Мать вяжет и слушает песенки. Спица, напоминающая копье, с утолщением на концах, с прорезью для нитки, так и мелькает в ее руке. Отдыхает мать, когда заканчивается нитка. «Заряжает» копье она медленно и раздумчиво.

В такие минуты мать обычно окликает Парижанку. Та охотно бросает работу, чтобы немного передохнуть, и, придя, садится рядом с матерью на подоконник. У них завязывается долгая и неторопливая беседа, и чаще всего — о любви.

А однажды Парижанка открывает матери тайну, рассказывает ей о своем женихе Шарле, который терпеливо ждет ее в Париже.

— Он у меня вылитый Мопассан! — заключает она рассказ, закатив глаза.

— И давно ждет?

— Пошел двенадцатый год.

— Терпеливый жених! — сквозь улыбку говорит мать. — А он кто, Мопассан?

— Писатель, великий француз! А мой Шарль — адвокат.

Она приносит книжку с рассказами Мопассана и показывает матери портрет автора.

— Видный мужчина, — говорит мать.

— Красавец!

Иногда Парижанка расчувствуется от собственных рассказов и прослезится. Но мать умеет как-то быстро ее успокоить, и тогда она пересказывает содержание песенок или же, вновь захлебываясь от восторга, рассказывает на этот раз про Париж.

По ее рассказам и я влюбляюсь в Париж. Я хорошо представляю себе и Эйфелеву башню, и Елисейские поля, и Монмартр.

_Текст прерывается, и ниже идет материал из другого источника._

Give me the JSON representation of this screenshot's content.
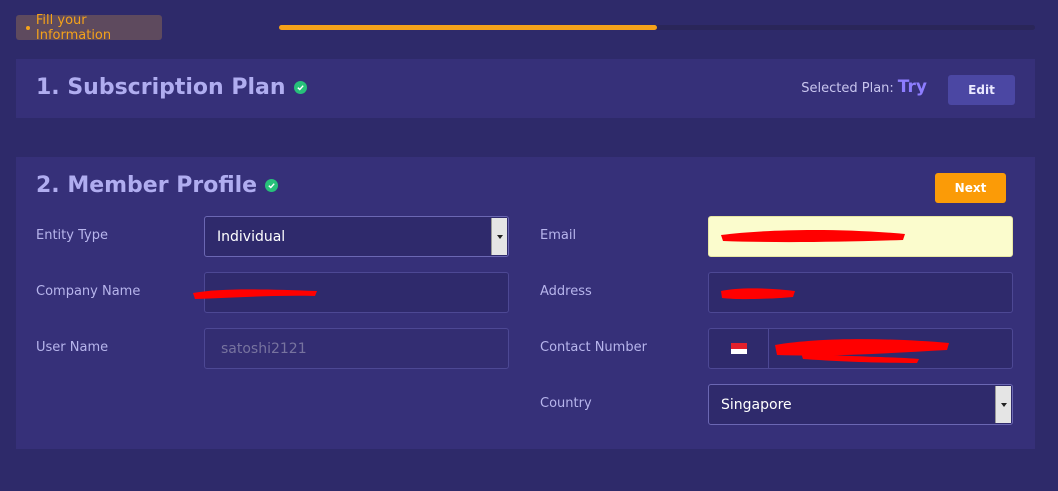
{
  "header": {
    "step_label": "Fill your Information",
    "progress_fraction": 0.5
  },
  "subscription": {
    "title": "1. Subscription Plan",
    "selected_label": "Selected Plan:",
    "plan_name": "Try",
    "edit_label": "Edit"
  },
  "profile": {
    "title": "2. Member Profile",
    "next_label": "Next",
    "fields": {
      "entity_type": {
        "label": "Entity Type",
        "value": "Individual"
      },
      "company_name": {
        "label": "Company Name"
      },
      "user_name": {
        "label": "User Name",
        "value": "satoshi2121"
      },
      "email": {
        "label": "Email"
      },
      "address": {
        "label": "Address"
      },
      "contact_number": {
        "label": "Contact Number",
        "flag": "singapore-flag"
      },
      "country": {
        "label": "Country",
        "value": "Singapore"
      }
    }
  },
  "colors": {
    "background": "#2e2a6a",
    "panel": "#363079",
    "accent": "#f5a21a",
    "next_button": "#fb9b07",
    "success": "#27c07a",
    "plan_name": "#8d7dff",
    "redaction": "#ff0000"
  }
}
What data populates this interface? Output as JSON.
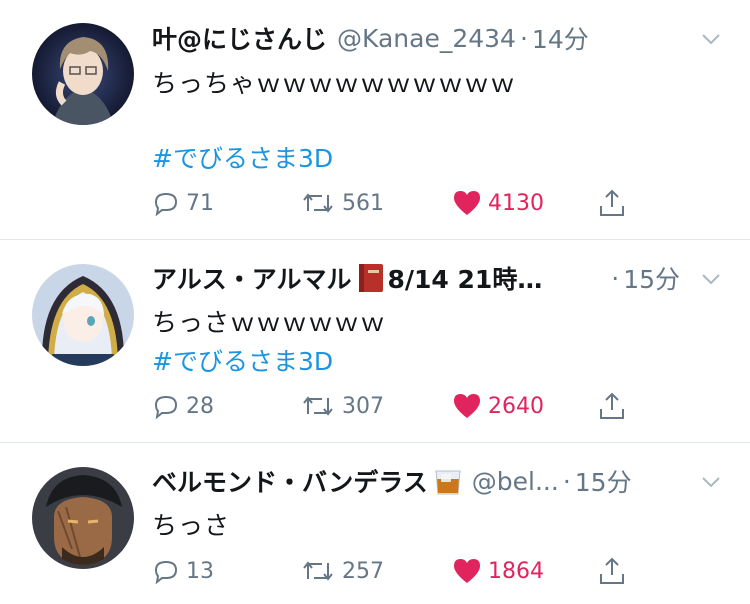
{
  "tweets": [
    {
      "name": "叶@にじさんじ",
      "handle": "@Kanae_2434",
      "dot": "·",
      "time": "14分",
      "text": "ちっちゃｗｗｗｗｗｗｗｗｗｗ",
      "hashtag": "#でびるさま3D",
      "replies": "71",
      "retweets": "561",
      "likes": "4130"
    },
    {
      "name": "アルス・アルマル",
      "name_suffix": "8/14 21時…",
      "dot": "·",
      "time": "15分",
      "text": "ちっさｗｗｗｗｗｗ",
      "hashtag": "#でびるさま3D",
      "replies": "28",
      "retweets": "307",
      "likes": "2640"
    },
    {
      "name": "ベルモンド・バンデラス",
      "handle": "@bel...",
      "dot": "·",
      "time": "15分",
      "text": "ちっさ",
      "replies": "13",
      "retweets": "257",
      "likes": "1864"
    }
  ],
  "icons": {
    "reply": "reply-icon",
    "retweet": "retweet-icon",
    "like": "heart-icon",
    "share": "share-icon",
    "caret": "chevron-down-icon"
  },
  "colors": {
    "text": "#14171a",
    "secondary": "#657786",
    "link": "#1b95e0",
    "like": "#e0245e",
    "divider": "#e1e8ed"
  }
}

Мне кажется, что мы с Парижем старые друзья. Не потому ли я сохранил на всю жизнь какую-то нежность к этому городу?

В эти ночные часы за работой поет и моя мать. Но, в отличие от Парижанки, она поет удивительно грустные армянские песни. Если от песенок Парижанки становится весело и самому хочется петь, то в песнях матери каждое слово вызывает грусть и раздумье. Это песни про горькую разлуку, про несчастную любовь, про страдания человека на чужбине. В этих песнях передо мной всегда оживает трагическое прошлое армян, тысячелетиями боровшихся с чужеземными захватчиками — персами, арабами, сельджуками, монголами, татарами, турками, воскресают народные герои Давид из Сасунца и Вардан Мамиконян.

Глава шестаяИСТОРИЯ С МЕЛЬНИЦАМИ

На четвертый день старшо́й ставит меня за красильный стол. Здесь обычно «доводятся» игрушки. Дядя Саша придумывает для меня окраску белых куриных перьев в желтый, синий, зеленый и другие цвета, хотя перьев всех цветов и окрасок больше чем достаточно в мастерской, ими забиты все ящики и мешки. Запаса хватит лет на двадцать.

Я чувствую, что для меня придумываются и другие ненужные работы, только чтобы чем-нибудь да занять: ведь в артели и самим мастерам не так уж много дела, они не знают, куда девать изготовленные игрушки.

И мне становится горько от обиды: меня жалеют. Противное чувство!

И хотя дядя Саша, попыхивая прокуренной трубкой, обещает научить меня тайнам производства китайских игрушек, показать и работу с ножницами, которыми прорезаются «соты» в склеенной из многих слоев тончайшей бумаге, я все чаще и чаще исчезаю из мастерской. Обычно дверь неслышно приоткрывается, и меня зовут играть в футбол.

Позевывая и потягиваясь, сбросив фартук, я выхожу из мастерской, точно по делу. У меня сосредоточенный вид, замедленные движения. Но, дойдя до лестницы, ведущей на крышу, я бегу по ней, перепрыгивая через три-четыре ступеньки, и с дикой радостью бросаюсь в игру.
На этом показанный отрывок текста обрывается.